En prácticamente cualquier colonia del país —desde barrios populares hasta zonas rurales— hay algo seguro: si alguien ve un perro callejero, tarde o temprano alguien lo llamará “¡ven acá, Firulais!”. La palabra se volvió tan común que parece nombre propio oficial de los canes sin dueño. Pero en realidad no nació en México… ni siquiera nació en español.
El término “Firulais” tiene un origen fronterizo y migratorio, y está directamente relacionado con la historia de la relación México–Estados Unidos, particularmente en la frontera norte a inicios del siglo XX.
La teoría más aceptada: “Free of lice”
La explicación histórica más sólida señala que la palabra proviene del inglés “free of lice”, que significa libre de piojos.
A finales del siglo XIX y principios del XX, cuando trabajadores mexicanos cruzaban hacia Estados Unidos —sobre todo a Texas— las autoridades sanitarias estadounidenses revisaban a las personas… y también a sus mascotas.
Si el perro estaba limpio, sin pulgas ni parásitos, los inspectores colocaban una marca sanitaria y decían:
“This dog is free of lice.”
Los mexicanos, poco familiarizados con el idioma inglés, comenzaron a repetir fonéticamente lo que escuchaban.
“Free of lice” terminó deformándose en:
frí-of-láis → fríoláis → firulais
Con el tiempo la palabra dejó de significar “perro limpio” y pasó a significar simplemente perro, especialmente uno callejero.
Cómo se popularizó en todo México
Lo interesante es que la palabra nació en la frontera norte, pero se expandió por todo el país gracias a:
migración interna de trabajadores ferrocarriles cuarteles militares mercados y plazas públicas
Para mediados del siglo XX ya aparecía en conversaciones cotidianas y décadas después se convirtió en parte del lenguaje popular mexicano.
No es un nombre… es un concepto cultural
“Firulais” no es exactamente un apodo individual; es casi una categoría social.
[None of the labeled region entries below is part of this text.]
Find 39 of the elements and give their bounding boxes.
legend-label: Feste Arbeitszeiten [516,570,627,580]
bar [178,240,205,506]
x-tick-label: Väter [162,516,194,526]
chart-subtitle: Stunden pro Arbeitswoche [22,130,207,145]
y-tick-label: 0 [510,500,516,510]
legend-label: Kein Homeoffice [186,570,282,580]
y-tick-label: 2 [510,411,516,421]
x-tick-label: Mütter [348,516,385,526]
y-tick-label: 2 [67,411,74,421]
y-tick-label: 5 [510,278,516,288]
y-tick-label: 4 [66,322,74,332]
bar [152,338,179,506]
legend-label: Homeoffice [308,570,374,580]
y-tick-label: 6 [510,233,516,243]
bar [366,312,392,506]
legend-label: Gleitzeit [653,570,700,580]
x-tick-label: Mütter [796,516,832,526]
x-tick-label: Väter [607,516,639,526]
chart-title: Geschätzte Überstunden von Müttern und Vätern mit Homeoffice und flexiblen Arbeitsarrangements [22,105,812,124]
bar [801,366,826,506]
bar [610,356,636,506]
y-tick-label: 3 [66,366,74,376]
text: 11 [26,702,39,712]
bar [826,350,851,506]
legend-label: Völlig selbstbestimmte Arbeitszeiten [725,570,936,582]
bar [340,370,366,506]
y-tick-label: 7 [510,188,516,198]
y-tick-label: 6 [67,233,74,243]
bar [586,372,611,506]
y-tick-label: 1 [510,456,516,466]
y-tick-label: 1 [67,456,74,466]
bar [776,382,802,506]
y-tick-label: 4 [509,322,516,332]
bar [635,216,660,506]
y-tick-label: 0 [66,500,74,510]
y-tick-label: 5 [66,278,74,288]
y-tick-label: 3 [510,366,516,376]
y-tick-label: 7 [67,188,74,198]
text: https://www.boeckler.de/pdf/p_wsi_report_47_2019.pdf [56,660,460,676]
En la cultura popular mexicana describe:
al perro mestizo al perro de la calle al perro noble pero sin dueño al guardián del barrio
Por eso rara vez alguien llama Firulais a un husky o a un pastor alemán de pedigree; el nombre está reservado para el clásico perro criollo que vive afuera de la tienda, de la tortillería o de la casa del vecino.
Una palabra que ya es identidad
Hoy “Firulais” forma parte del español mexicano tanto como “chamaco”, “lonche” o “banqueta”. Incluso se usa metafóricamente:
cuando alguien anda despeinado o desarreglado, se dice que anda “como Firulais”.
Lo curioso es que millones de mexicanos han usado la palabra durante generaciones… sin saber que en realidad estaban pronunciando inglés del siglo XIX.
Así, cada vez que alguien grita en la calle:
“¡Quítate, Firulais!”,
sin darse cuenta está repitiendo una expresión de inspectores sanitarios estadounidenses de hace más de cien años.